Während das Teilprojekt „Vegetations-Monitoring“ die gesamte Vegetation im Agrarbereich umfasst, fokussiert sich das Teilprojekt „Ackerunkräuter-Monitoring“ auf die Vegetation der Ackerflächen. Ackerflächen bilden den größten Teil der landwirtschaftlichen Nutzfläche, weisen aber insbesondere unter intensiver Bewirtschaftung eine geringe floristische Diversität auf.

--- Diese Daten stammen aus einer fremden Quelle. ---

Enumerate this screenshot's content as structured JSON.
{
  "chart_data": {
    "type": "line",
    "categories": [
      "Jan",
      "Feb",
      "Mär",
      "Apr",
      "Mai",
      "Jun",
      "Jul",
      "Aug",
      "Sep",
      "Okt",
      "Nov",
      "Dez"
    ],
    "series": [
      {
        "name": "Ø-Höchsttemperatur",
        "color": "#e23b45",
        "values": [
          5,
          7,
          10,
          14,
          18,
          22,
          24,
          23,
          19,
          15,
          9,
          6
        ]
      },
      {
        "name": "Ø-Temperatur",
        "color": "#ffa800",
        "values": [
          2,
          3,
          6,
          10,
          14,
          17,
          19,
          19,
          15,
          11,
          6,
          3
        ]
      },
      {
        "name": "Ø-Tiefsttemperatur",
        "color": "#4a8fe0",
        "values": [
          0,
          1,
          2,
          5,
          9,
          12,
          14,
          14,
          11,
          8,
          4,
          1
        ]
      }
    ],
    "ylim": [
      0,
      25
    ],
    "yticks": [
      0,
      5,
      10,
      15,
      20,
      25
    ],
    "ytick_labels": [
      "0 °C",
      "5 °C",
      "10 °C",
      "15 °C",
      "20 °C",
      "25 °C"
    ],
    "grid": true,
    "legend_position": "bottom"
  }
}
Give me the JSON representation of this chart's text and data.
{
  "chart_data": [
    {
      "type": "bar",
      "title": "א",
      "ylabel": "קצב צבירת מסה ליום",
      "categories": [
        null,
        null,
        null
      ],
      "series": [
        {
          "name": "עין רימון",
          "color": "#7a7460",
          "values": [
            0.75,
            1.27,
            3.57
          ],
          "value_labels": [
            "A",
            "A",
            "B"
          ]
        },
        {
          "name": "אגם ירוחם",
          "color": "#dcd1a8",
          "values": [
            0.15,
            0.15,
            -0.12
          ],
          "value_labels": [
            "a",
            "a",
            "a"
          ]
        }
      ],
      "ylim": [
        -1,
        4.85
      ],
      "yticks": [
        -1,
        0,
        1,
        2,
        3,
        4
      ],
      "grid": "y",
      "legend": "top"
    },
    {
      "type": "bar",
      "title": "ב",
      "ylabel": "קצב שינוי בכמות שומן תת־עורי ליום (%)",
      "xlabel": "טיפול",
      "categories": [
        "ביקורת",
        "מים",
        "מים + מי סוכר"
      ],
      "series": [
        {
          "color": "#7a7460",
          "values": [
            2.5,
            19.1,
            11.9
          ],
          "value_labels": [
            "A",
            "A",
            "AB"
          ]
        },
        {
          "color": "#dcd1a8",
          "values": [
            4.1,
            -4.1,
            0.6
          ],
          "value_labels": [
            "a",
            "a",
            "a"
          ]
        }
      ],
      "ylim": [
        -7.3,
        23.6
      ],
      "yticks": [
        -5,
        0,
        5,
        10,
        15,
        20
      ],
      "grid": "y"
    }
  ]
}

Eine Bewirtschaftungsänderung bei großen Flächenkulturen, z.B. Winterweizen, kann große Auswirkungen auf die floristische Diversität und damit die gesamte Biodiversität der Agrarlandschaft haben. Die Förderung von Kulturen mit geringem Anbauumfang, z.B. Leguminosen, kann besondere Bedingungen für spezielle Organismen schaffen.

Über verschiedene Programme werden derzeit Maßnahmen zur Erhöhung der Biodiversität in der Agrarlandschaft gefördert. Die meisten fördern nicht primär die Unkrautdiversität, sondern haben beispielsweise die Förderung von Insekten oder Säugetieren zum Ziel.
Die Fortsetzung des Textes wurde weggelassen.